Recommended approach to performing a one-time partial data resync?


Airbyte ingests hourly data from our app DBs to BigQuery in sync mode Incremental → Deduped + history.

For some reason, we have missing or outdated records in BigQuery. I’ve identified these records. I’d like to [re]ingest them in BigQuery.

I can’t perform a full refresh because the tables are too huge.

Is there a recommended approach to performing a one-time partial data resync?


Hey @Florent, thanks for your question, it’s certainly a good one. Could you talk more about how many of these records you’ve identified that you’d want to partially resync?

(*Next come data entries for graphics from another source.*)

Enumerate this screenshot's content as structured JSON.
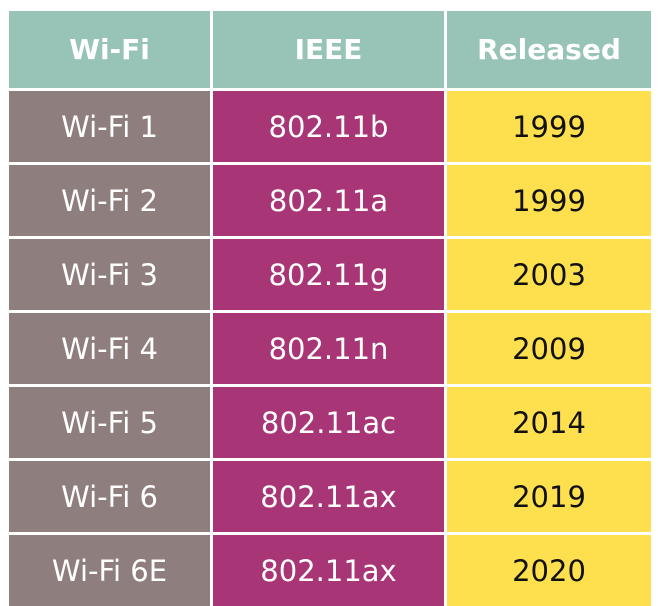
{
  "table": {
    "headers": [
      "Wi-Fi",
      "IEEE",
      "Released"
    ],
    "rows": [
      [
        "Wi-Fi 1",
        "802.11b",
        "1999"
      ],
      [
        "Wi-Fi 2",
        "802.11a",
        "1999"
      ],
      [
        "Wi-Fi 3",
        "802.11g",
        "2003"
      ],
      [
        "Wi-Fi 4",
        "802.11n",
        "2009"
      ],
      [
        "Wi-Fi 5",
        "802.11ac",
        "2014"
      ],
      [
        "Wi-Fi 6",
        "802.11ax",
        "2019"
      ],
      [
        "Wi-Fi 6E",
        "802.11ax",
        "2020"
      ]
    ]
  },
  "colors": {
    "header_bg": "#97c4b7",
    "wifi_column_bg": "#8f7e7e",
    "ieee_column_bg": "#a83676",
    "released_column_bg": "#fedf4e"
  }
}
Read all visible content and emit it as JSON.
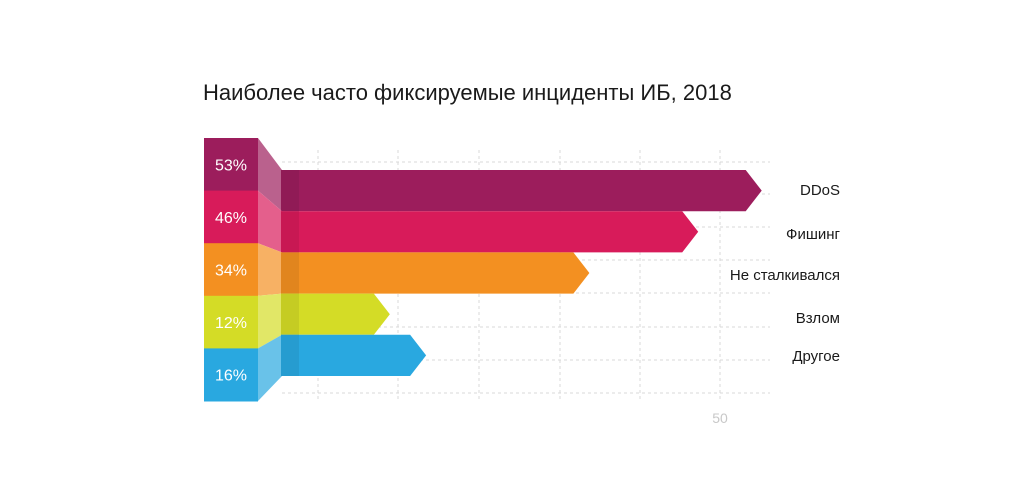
{
  "chart_data": {
    "type": "bar",
    "title": "Наиболее часто фиксируемые инциденты ИБ, 2018",
    "categories": [
      "DDoS",
      "Фишинг",
      "Не сталкивался",
      "Взлом",
      "Другое"
    ],
    "values": [
      53,
      46,
      34,
      12,
      16
    ],
    "value_labels": [
      "53%",
      "46%",
      "34%",
      "12%",
      "16%"
    ],
    "colors": [
      "#9c1d5c",
      "#d81b5a",
      "#f39021",
      "#d4dc26",
      "#29a8e0"
    ],
    "xtick_labels": [
      "50"
    ],
    "grid": true,
    "orientation": "horizontal"
  }
}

I don’t know if there is a recommended approach but have you thought about creating a separate connector with the same BigQuery destination but with the source being those identified records? Just trying to throw an idea out there, let me know if that makes sense.

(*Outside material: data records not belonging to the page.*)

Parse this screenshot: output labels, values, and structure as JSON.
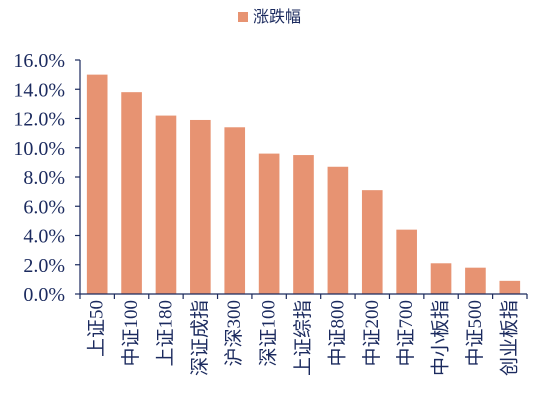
{
  "chart_data": {
    "type": "bar",
    "categories": [
      "上证50",
      "中证100",
      "上证180",
      "深证成指",
      "沪深300",
      "深证100",
      "上证综指",
      "中证800",
      "中证200",
      "中证700",
      "中小板指",
      "中证500",
      "创业板指"
    ],
    "series": [
      {
        "name": "涨跌幅",
        "values": [
          15.0,
          13.8,
          12.2,
          11.9,
          11.4,
          9.6,
          9.5,
          8.7,
          7.1,
          4.4,
          2.1,
          1.8,
          0.9
        ]
      }
    ],
    "unit": "%",
    "ylim": [
      0,
      16
    ],
    "yticks": [
      "0.0%",
      "2.0%",
      "4.0%",
      "6.0%",
      "8.0%",
      "10.0%",
      "12.0%",
      "14.0%",
      "16.0%"
    ],
    "legend": "top-center",
    "grid": false,
    "bar_color": "#E79372",
    "axis_color": "#1B2A5E"
  }
}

Thank @sajarin for your answer!

There are about 100k records. We thought about the separate connector, creating in the source a PostgreSQL view that lists these records. But that’s quite involved.

Another approach we may go with would be to no longer use the updated_at column as the cursor field. Instead, we would use a new to_ingest_at column that a DB trigger would automatically update with the updated_at value anytime the updated_at value is changed. So Airbyte would still ingest recently updated records.

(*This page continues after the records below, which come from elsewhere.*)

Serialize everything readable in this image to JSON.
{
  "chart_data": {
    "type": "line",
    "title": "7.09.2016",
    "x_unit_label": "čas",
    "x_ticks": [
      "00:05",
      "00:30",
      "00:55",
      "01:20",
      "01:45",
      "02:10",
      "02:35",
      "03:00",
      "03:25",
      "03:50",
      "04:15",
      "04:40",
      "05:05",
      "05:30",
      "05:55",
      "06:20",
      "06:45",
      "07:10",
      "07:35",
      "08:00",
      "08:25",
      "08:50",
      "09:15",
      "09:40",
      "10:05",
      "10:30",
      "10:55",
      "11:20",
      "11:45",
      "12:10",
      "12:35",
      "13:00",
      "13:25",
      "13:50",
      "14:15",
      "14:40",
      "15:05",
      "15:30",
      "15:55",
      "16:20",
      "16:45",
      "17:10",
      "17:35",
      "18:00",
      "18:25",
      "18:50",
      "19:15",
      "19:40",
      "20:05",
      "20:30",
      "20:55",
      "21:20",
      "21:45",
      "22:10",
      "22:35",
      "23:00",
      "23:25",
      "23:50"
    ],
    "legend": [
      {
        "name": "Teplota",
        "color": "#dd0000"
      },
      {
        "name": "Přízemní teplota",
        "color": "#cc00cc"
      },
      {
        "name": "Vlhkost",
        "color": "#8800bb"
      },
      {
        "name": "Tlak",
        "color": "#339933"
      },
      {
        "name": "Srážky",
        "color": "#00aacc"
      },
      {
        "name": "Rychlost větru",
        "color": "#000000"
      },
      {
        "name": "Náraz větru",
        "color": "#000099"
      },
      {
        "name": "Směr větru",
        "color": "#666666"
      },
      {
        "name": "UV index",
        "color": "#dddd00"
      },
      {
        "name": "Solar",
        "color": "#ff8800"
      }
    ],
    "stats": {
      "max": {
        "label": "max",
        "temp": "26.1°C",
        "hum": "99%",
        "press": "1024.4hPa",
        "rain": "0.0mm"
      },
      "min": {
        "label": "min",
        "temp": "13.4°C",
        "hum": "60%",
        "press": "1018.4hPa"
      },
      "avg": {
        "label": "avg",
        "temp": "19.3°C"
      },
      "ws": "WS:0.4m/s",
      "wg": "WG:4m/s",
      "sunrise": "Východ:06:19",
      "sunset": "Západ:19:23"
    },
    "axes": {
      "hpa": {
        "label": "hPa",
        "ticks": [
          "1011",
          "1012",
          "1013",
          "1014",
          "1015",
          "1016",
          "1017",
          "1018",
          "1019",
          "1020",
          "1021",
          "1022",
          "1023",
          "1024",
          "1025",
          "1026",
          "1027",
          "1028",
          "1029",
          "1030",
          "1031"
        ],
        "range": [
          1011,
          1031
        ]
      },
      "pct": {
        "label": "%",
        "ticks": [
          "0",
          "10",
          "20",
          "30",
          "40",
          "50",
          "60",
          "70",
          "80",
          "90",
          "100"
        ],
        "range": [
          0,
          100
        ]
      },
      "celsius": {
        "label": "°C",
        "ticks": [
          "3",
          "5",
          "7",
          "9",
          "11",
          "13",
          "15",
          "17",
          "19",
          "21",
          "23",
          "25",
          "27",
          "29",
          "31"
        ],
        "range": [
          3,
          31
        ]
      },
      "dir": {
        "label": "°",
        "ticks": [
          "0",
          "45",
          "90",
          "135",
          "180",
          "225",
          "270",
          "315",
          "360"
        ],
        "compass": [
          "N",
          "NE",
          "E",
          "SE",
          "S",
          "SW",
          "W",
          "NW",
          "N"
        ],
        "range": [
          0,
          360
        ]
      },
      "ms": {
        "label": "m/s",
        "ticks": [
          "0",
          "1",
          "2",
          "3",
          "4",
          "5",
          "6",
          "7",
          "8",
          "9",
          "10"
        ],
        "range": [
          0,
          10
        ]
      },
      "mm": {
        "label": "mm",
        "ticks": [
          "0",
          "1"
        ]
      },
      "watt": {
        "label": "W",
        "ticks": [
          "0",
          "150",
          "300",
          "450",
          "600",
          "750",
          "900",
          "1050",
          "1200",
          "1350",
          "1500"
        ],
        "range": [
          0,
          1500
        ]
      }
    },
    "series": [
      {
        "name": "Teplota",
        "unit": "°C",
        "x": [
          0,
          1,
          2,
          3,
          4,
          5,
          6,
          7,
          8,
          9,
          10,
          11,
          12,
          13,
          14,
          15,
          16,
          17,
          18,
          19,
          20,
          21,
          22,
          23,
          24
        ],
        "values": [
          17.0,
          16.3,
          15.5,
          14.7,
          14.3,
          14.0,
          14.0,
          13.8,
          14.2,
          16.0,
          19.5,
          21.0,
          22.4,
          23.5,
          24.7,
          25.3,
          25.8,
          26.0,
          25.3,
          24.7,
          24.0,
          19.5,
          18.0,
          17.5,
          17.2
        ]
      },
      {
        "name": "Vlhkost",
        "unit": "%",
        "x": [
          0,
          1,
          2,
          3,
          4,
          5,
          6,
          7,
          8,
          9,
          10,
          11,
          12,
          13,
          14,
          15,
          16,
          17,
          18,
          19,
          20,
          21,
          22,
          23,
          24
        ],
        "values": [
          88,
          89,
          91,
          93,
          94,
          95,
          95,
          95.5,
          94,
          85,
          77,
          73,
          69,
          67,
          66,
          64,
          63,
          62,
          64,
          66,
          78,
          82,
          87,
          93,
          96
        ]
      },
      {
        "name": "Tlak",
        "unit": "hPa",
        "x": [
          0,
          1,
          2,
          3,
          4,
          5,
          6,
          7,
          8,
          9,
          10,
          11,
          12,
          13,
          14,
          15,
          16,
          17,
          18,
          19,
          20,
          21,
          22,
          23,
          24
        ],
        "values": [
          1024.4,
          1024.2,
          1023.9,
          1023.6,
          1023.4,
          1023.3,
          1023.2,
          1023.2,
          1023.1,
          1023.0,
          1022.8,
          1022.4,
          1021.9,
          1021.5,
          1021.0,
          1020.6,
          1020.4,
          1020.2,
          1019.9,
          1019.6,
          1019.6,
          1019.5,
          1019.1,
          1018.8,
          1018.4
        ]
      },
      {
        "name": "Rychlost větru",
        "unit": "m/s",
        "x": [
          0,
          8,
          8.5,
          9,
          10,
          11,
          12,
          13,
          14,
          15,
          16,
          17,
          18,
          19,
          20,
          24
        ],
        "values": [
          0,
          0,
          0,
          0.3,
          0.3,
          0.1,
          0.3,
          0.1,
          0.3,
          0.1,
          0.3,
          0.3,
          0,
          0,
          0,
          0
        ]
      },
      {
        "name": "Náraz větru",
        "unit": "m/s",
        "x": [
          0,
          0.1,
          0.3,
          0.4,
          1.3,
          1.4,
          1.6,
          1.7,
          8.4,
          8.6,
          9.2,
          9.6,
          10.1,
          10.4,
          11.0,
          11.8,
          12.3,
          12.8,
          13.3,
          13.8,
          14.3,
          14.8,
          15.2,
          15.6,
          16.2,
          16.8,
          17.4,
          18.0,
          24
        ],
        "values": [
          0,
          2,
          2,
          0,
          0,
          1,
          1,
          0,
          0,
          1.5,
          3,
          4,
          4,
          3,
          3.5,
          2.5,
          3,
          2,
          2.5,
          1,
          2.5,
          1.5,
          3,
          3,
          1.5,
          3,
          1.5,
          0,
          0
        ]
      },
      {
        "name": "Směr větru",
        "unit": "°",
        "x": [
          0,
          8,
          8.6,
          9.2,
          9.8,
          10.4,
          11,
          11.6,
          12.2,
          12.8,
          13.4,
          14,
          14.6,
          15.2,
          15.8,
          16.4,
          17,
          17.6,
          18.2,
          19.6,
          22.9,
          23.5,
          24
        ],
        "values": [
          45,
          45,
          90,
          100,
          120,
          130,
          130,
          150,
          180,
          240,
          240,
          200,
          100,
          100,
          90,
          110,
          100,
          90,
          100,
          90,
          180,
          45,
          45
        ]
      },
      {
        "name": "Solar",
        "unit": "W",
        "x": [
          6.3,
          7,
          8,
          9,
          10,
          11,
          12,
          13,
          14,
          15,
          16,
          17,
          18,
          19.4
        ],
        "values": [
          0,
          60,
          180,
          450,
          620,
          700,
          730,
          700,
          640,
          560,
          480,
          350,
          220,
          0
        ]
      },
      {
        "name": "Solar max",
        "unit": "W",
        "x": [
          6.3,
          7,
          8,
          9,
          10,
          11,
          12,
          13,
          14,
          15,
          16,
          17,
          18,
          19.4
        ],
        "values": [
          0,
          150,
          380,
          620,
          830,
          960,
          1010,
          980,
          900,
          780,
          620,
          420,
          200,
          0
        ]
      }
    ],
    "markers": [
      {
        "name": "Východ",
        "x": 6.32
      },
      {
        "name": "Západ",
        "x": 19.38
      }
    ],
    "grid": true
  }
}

To resync the records missing or outdated in BigQuery, we would just reset their to_ingest_at value to the current time, and thus our regular Airbyte pipeline would automatically re-ingest them.

We could skip this new column and just reset the updated_at value of the records but the updated_at value for other purposes in the application; we prefer to avoid changing this value if that’s only to re-ingest record in BigQuery.

Do you think it makes sense?

Hey @Florent, creating a new column that tracks the updated_at value seems to make sense and it’s a pretty clever workaround. I know it’s been some time since your last post. Have you managed to resync the data? Did you end up using the to_ingest_at column or did you do something else to resolve the issue?

We’re exploring another solution, I’ll report in this thread our final solution once it’s completed.

The final decision is to put in place a separate connection to do a one-time full re ingestion of the records created or updated in the past 12 months (to “fix” records currently missing or outdated in BigQuery) and another connection to perform recurring monthly full reingestion of the records created or updated in the past month (to “fix” records that got missing or outdated in BigQuery during the past month).

Thanks @Florent for coming back here to report your team’s solution!